Dalam hadits di atas, Nabi shallallahu alaihi
wa sallam menceritakan tentang tiga orang yang sebelumnya mendapatkan musibah
pada badan dan kekurangan pada hartanya, lalu Allah hendak menguji mereka, maka
Dia hilangkan musibah yang mereka alami dan Dia limpahkan harta kepada mereka,
lalu Dia utus seorang malaikat dengan keadaan yang sesuai dengan masing-masing
mereka sambil meminta sesuatu dari mereka. Ketika itulah tampak jelas keadaan
mereka. Dua orang dari mereka kufur kepada nikmat Allah sehingga mendapatkan
kemurkaan-Nya, sedangkan yang seorang bersyukur, ia akui nikmat Allah dan
menyandarkan kepada-Nya, ia pun memenuhi hak Allah pada hartanya sehingga ia
mendapatkan keridhaan Allah Azza wa Jalla.
Dalam hadits di atas diterangkan keadaan
orang yang bersyukur dan keadaan orang yang kufur.
Syukur meliputi mengakui bahwa semua nikmat
berasal dari Allah, memuji dan menyebut nama-Nya, melaksanakan perintah Allah
dan menjauhi larangan-Nya, serta menggunakan nikmat Allah untuk ketaatan
kepada-Nya; bukan untuk kemaksiatan.
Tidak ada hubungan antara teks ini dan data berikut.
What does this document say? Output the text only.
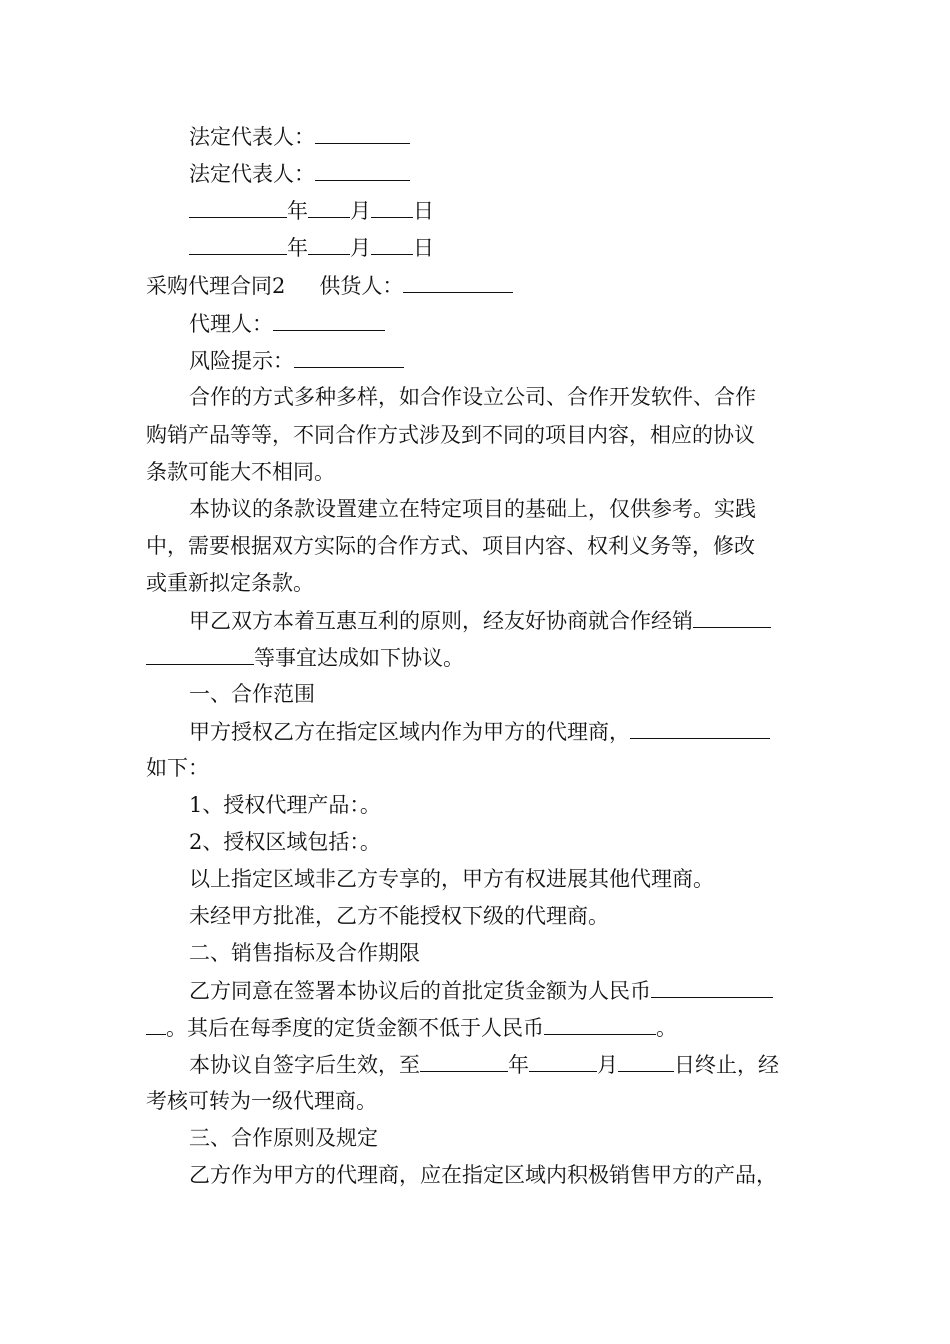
法定代表人：
法定代表人：
年 月 日
年 月 日
采购代理合同2 供货人：
代理人：
风险提示：
合作的方式多种多样，如合作设立公司、合作开发软件、合作
购销产品等等，不同合作方式涉及到不同的项目内容，相应的协议
条款可能大不相同。
本协议的条款设置建立在特定项目的基础上，仅供参考。实践
中，需要根据双方实际的合作方式、项目内容、权利义务等，修改
或重新拟定条款。
甲乙双方本着互惠互利的原则，经友好协商就合作经销
等事宜达成如下协议。
一、合作范围
甲方授权乙方在指定区域内作为甲方的代理商，
如下：
1、授权代理产品：。
2、授权区域包括：。
以上指定区域非乙方专享的，甲方有权进展其他代理商。
未经甲方批准，乙方不能授权下级的代理商。
二、销售指标及合作期限
乙方同意在签署本协议后的首批定货金额为人民币
。其后在每季度的定货金额不低于人民币	。
本协议自签字后生效，至	年	月	日终止，经
考核可转为一级代理商。
三、合作原则及规定
乙方作为甲方的代理商，应在指定区域内积极销售甲方的产品，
Termasuk syukur juga adalah memenuhi hak
Allah pada harta yang diberikan kepadanya.
Kesimpulan:
1.
Wajibnya mensyukuri nikmat Allah pada harta yang
diberikan-Nya kepada kita dan memenuhi hak Allah Ta’ala.
2.
Haramnya kufur nikmat dan tidak mengeluarkan hak harta.
3.
Menyebutkan sejarah dan kisah orang terdahulu agar
diambil pelajaran.
4.
Allah juga menguji hamba-hamba-Nya dengan
nikmat-nikmat-Nya.
5.
Para malaikat dapat menjelma menjadi manusia dengan izin
Allah.
6.
Kesungguhan para perawi hadits untuk meriwayatkan hadits
dengan lafaznya.
Wallahu a’lam wa shallallahu ala Nabiyyina Muhammad wa
alaa alihi wa shahbihi wa sallam
Marwan bin Musa
Maraaji’: Al Mulakhkhash fi Syarh
Kitab At Tauhid (Dr. Shalih Al
Fauzan), At Taqsim wat Taq’id lil Qaulil Mufid (Haitsam bin Muhammad
Sarhan), dll.
[i] Tidak menggunakan kata “dan” karena hal itu menunjukkan keikutsertaan makhluk dengan Allah Subhaanahu wa Ta'aala, oleh karenanya menggunakan kata “kemudian,” karena kata “kemudian” tidak menunjukkan keikutsertaan.